The dynamics of neutrophil chemotaxis was studied under competing for chemoattractants like leukotriene B4, chemokine C–X–C motif ligands 2 and 8, and fMLP. There was a specific level of a hierarchy of these chemoattractants like fMLP > CXCL8 > CXCL2 > leukotriene In most of the conditions, over 60% of neutrophils exposed to a gradient move toward the robust signal though the weaker chemoattractant influences neutrophil motility.

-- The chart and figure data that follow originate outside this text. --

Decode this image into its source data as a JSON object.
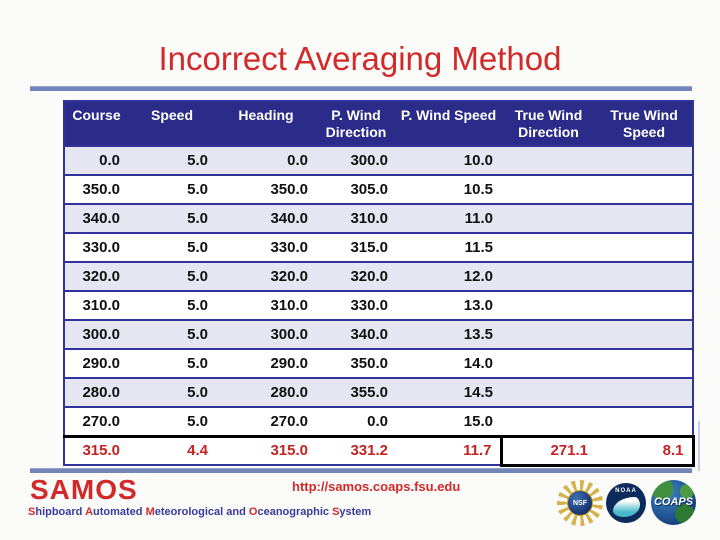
{
  "title": "Incorrect Averaging Method",
  "table": {
    "columns": [
      "Course",
      "Speed",
      "Heading",
      "P. Wind Direction",
      "P. Wind Speed",
      "True Wind Direction",
      "True Wind Speed"
    ],
    "rows": [
      [
        "0.0",
        "5.0",
        "0.0",
        "300.0",
        "10.0",
        "",
        ""
      ],
      [
        "350.0",
        "5.0",
        "350.0",
        "305.0",
        "10.5",
        "",
        ""
      ],
      [
        "340.0",
        "5.0",
        "340.0",
        "310.0",
        "11.0",
        "",
        ""
      ],
      [
        "330.0",
        "5.0",
        "330.0",
        "315.0",
        "11.5",
        "",
        ""
      ],
      [
        "320.0",
        "5.0",
        "320.0",
        "320.0",
        "12.0",
        "",
        ""
      ],
      [
        "310.0",
        "5.0",
        "310.0",
        "330.0",
        "13.0",
        "",
        ""
      ],
      [
        "300.0",
        "5.0",
        "300.0",
        "340.0",
        "13.5",
        "",
        ""
      ],
      [
        "290.0",
        "5.0",
        "290.0",
        "350.0",
        "14.0",
        "",
        ""
      ],
      [
        "280.0",
        "5.0",
        "280.0",
        "355.0",
        "14.5",
        "",
        ""
      ],
      [
        "270.0",
        "5.0",
        "270.0",
        "0.0",
        "15.0",
        "",
        ""
      ]
    ],
    "summary_row": [
      "315.0",
      "4.4",
      "315.0",
      "331.2",
      "11.7",
      "271.1",
      "8.1"
    ]
  },
  "footer": {
    "logo_text": "SAMOS",
    "tagline": [
      {
        "lead": "S",
        "rest": "hipboard"
      },
      {
        "lead": "A",
        "rest": "utomated"
      },
      {
        "lead": "M",
        "rest": "eteorological"
      },
      {
        "lead": "",
        "rest": "and"
      },
      {
        "lead": "O",
        "rest": "ceanographic"
      },
      {
        "lead": "S",
        "rest": "ystem"
      }
    ],
    "url": "http://samos.coaps.fsu.edu",
    "logos": [
      {
        "label": "NSF"
      },
      {
        "label": "NOAA"
      },
      {
        "label": "COAPS"
      }
    ]
  },
  "colors": {
    "title_red": "#d22a2a",
    "summary_red": "#c32323",
    "header_navy": "#2b2c8a",
    "row_alt": "#e6e6f3",
    "divider_blue": "#7384b8",
    "border_navy": "#31339b"
  }
}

N-formyl peptide receptor: G-protein–coupled formyl peptide receptors (FPRs) directly interfere with neutrophil phagocytosis. In mouse neutrophils without formyl peptide receptors (Fpr1/2–/–) are defective in the process of phagocytosis of Escherichia coli.FPRs areG-protein-coupled receptors (GPCRs) present on neutrophils that function as chemoattractant receptors in innate immune responses.

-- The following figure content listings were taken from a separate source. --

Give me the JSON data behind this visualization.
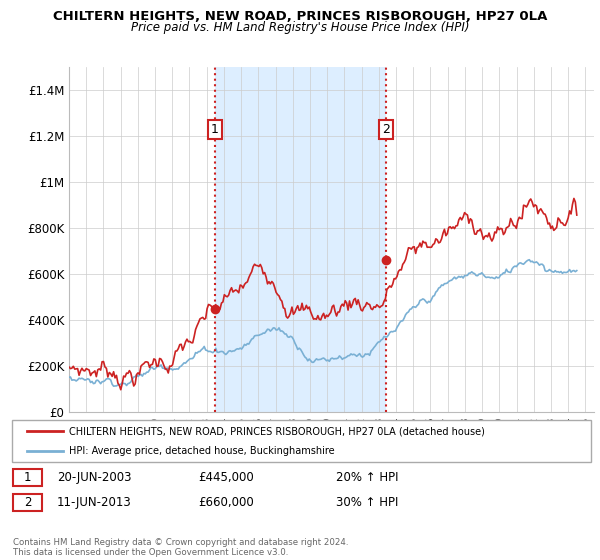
{
  "title": "CHILTERN HEIGHTS, NEW ROAD, PRINCES RISBOROUGH, HP27 0LA",
  "subtitle": "Price paid vs. HM Land Registry's House Price Index (HPI)",
  "legend_line1": "CHILTERN HEIGHTS, NEW ROAD, PRINCES RISBOROUGH, HP27 0LA (detached house)",
  "legend_line2": "HPI: Average price, detached house, Buckinghamshire",
  "annotation1_label": "1",
  "annotation1_date": "20-JUN-2003",
  "annotation1_price": "£445,000",
  "annotation1_hpi": "20% ↑ HPI",
  "annotation2_label": "2",
  "annotation2_date": "11-JUN-2013",
  "annotation2_price": "£660,000",
  "annotation2_hpi": "30% ↑ HPI",
  "copyright": "Contains HM Land Registry data © Crown copyright and database right 2024.\nThis data is licensed under the Open Government Licence v3.0.",
  "vline1_x": 2003.47,
  "vline2_x": 2013.44,
  "marker1_x": 2003.47,
  "marker1_y": 445000,
  "marker2_x": 2013.44,
  "marker2_y": 660000,
  "ylim": [
    0,
    1500000
  ],
  "xlim": [
    1995,
    2025.5
  ],
  "red_line_color": "#cc2222",
  "blue_line_color": "#7ab0d4",
  "shade_color": "#ddeeff",
  "vline_color": "#cc2222",
  "background_color": "#ffffff",
  "grid_color": "#cccccc",
  "yticks": [
    0,
    200000,
    400000,
    600000,
    800000,
    1000000,
    1200000,
    1400000
  ],
  "ytick_labels": [
    "£0",
    "£200K",
    "£400K",
    "£600K",
    "£800K",
    "£1M",
    "£1.2M",
    "£1.4M"
  ],
  "xticks": [
    1995,
    1996,
    1997,
    1998,
    1999,
    2000,
    2001,
    2002,
    2003,
    2004,
    2005,
    2006,
    2007,
    2008,
    2009,
    2010,
    2011,
    2012,
    2013,
    2014,
    2015,
    2016,
    2017,
    2018,
    2019,
    2020,
    2021,
    2022,
    2023,
    2024,
    2025
  ]
}
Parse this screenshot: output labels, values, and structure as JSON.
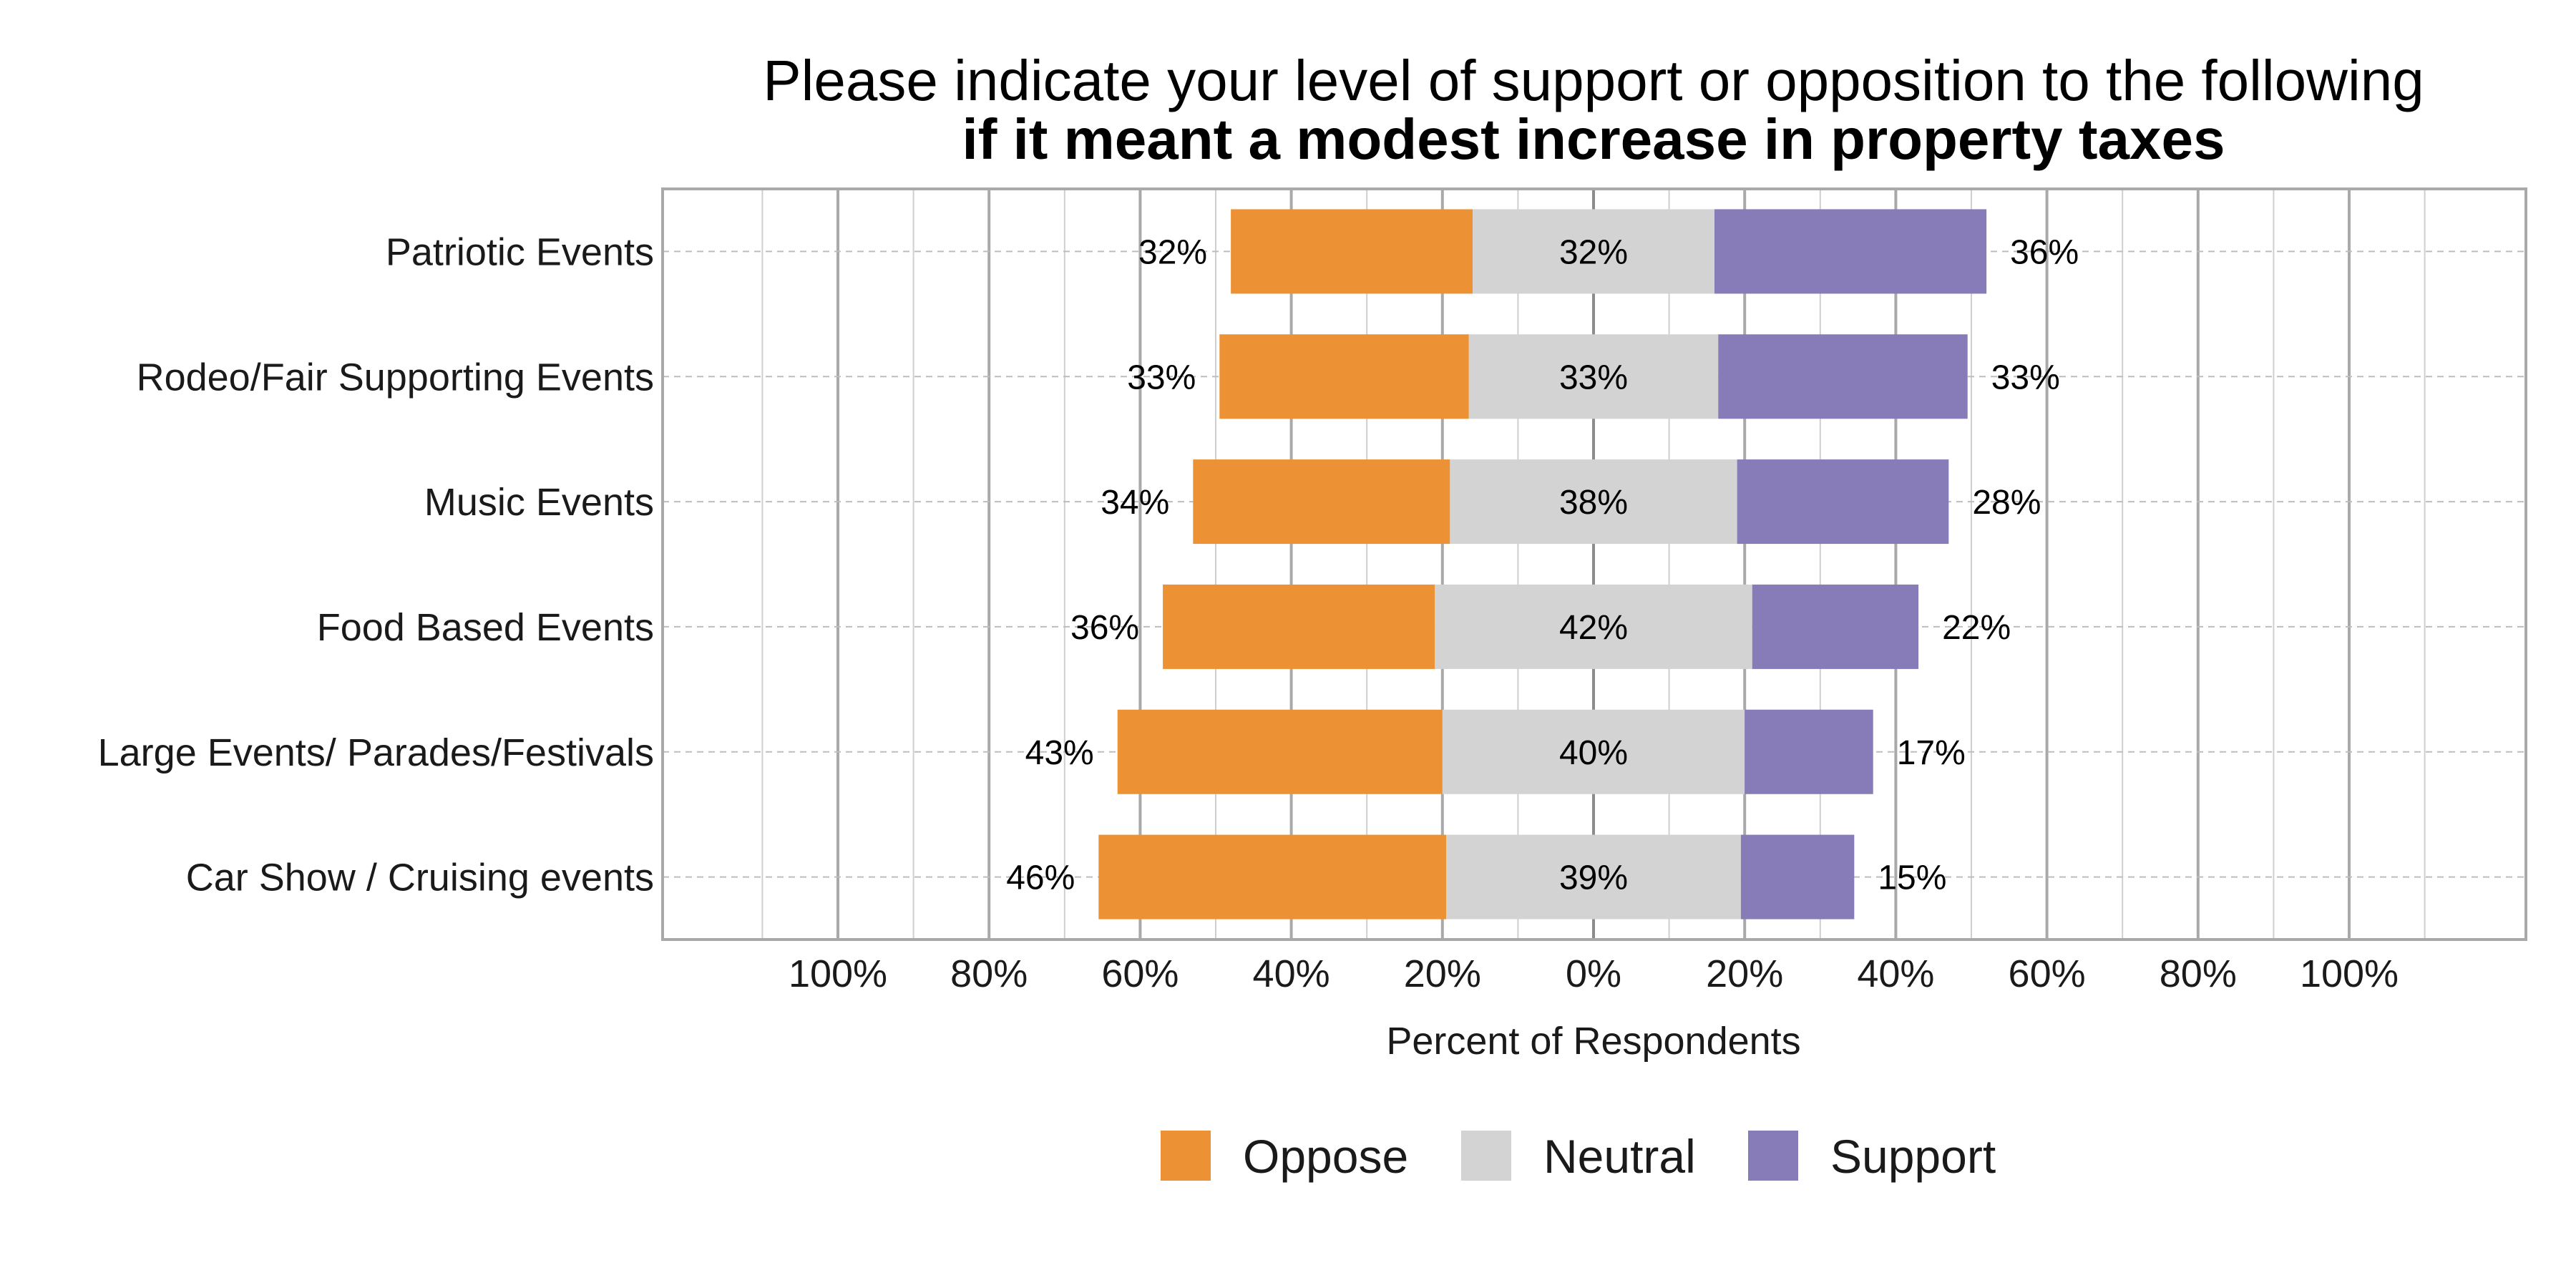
{
  "chart_data": {
    "type": "bar",
    "orientation": "horizontal",
    "layout": "diverging-stacked",
    "title": "Please indicate your level of support or opposition to the following",
    "subtitle": "if it meant a modest increase in property taxes",
    "xlabel": "Percent of Respondents",
    "ylabel": "",
    "xlim": [
      -100,
      100
    ],
    "x_ticks": [
      -100,
      -80,
      -60,
      -40,
      -20,
      0,
      20,
      40,
      60,
      80,
      100
    ],
    "x_tick_labels": [
      "100%",
      "80%",
      "60%",
      "40%",
      "20%",
      "0%",
      "20%",
      "40%",
      "60%",
      "80%",
      "100%"
    ],
    "grid": true,
    "legend_position": "bottom",
    "categories": [
      "Patriotic Events",
      "Rodeo/Fair Supporting Events",
      "Music Events",
      "Food Based Events",
      "Large Events/ Parades/Festivals",
      "Car Show / Cruising events"
    ],
    "series": [
      {
        "name": "Oppose",
        "color": "#EC9234",
        "values": [
          32,
          33,
          34,
          36,
          43,
          46
        ],
        "labels": [
          "32%",
          "33%",
          "34%",
          "36%",
          "43%",
          "46%"
        ]
      },
      {
        "name": "Neutral",
        "color": "#D3D3D3",
        "values": [
          32,
          33,
          38,
          42,
          40,
          39
        ],
        "labels": [
          "32%",
          "33%",
          "38%",
          "42%",
          "40%",
          "39%"
        ]
      },
      {
        "name": "Support",
        "color": "#877BB8",
        "values": [
          36,
          33,
          28,
          22,
          17,
          15
        ],
        "labels": [
          "36%",
          "33%",
          "28%",
          "22%",
          "17%",
          "15%"
        ]
      }
    ]
  }
}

Gβγ (βγ subunit of the G protein-coupled receptor):

After binding of formyl peptides to FPRs encourages dissociation of heterotrimeric G proteins into Gαi and Gβγ, which further activate downstream signal transduction pathways, regulates the spatiotemporal organization of the actin cytoskeleton and helps in cell migration.

RacGEF, RacGDP, RacGTP:

Rac proteins are tiny Rho family guanine‐nucleotide binding proteins (G proteins, GTPases). These GTPases control the structure of the actomyosin cytoskeleton mainly through IRSp53, WAVE and Arp2/3, thus helps the polymerization of branched actin filaments at the neutrophil periphery. Rac signalling pathways that control actomyosin cytoskeletal dynamics are essential for neutrophil adhesion, spreading and the formation of a leading-edge that converses cell polarization and migration. , Rac‐GTPases also control other responses which require cytoskeletal dynamics, such as the degranulation of azurophil granules and integrin‐dependent phagocytosis. Active Rac2 is a crucial component of the NADPH oxidase (NOX2) enzyme complex so it directly involved in ROS production. In turn, ROS is required to make NETs, and both are crucial responses for killing pathogens.

WASP:

Rho GTPase Cdc42 controls neutrophil polarity through CD11b signalling. Here, we show that Cdc42 controls polarity by WASp. Cdc42 controls WASp activation and its distant localization to the uropod. WASp mediates long-distance control of the uropod by Cdc42 to maintain a proper balance between the pseudopod and the uropod.

Arp2/3:

Rac-GTPs activates downstream signalling of IRsp53 which further activates its downstream partner WAVE that inturns activate Arp2/3 which helps in the polymerization of branched-chain actin filaments at the leading edge.

Actin nucleation, 70° branching,  Lamellopodium:

Actin The Arp2/3 complex is present in lamellipodia and pseudopodia. It plays a role in membrane protrusion. It nucleates actin filaments that elongate at their barbed ends of the cell. The nucleation activity of the complex is accompanied by its ability to occupy, or cap, the pointed ends of actin filaments. Thus, a single molecule of the Arp2/3 complex can bind simultaneously to the pointed end of one actin filament and to the side of another actin filament, thereby crosslinking the filaments into branched formations. Active Arp2/3 complex along with WASP helps in 70° branching.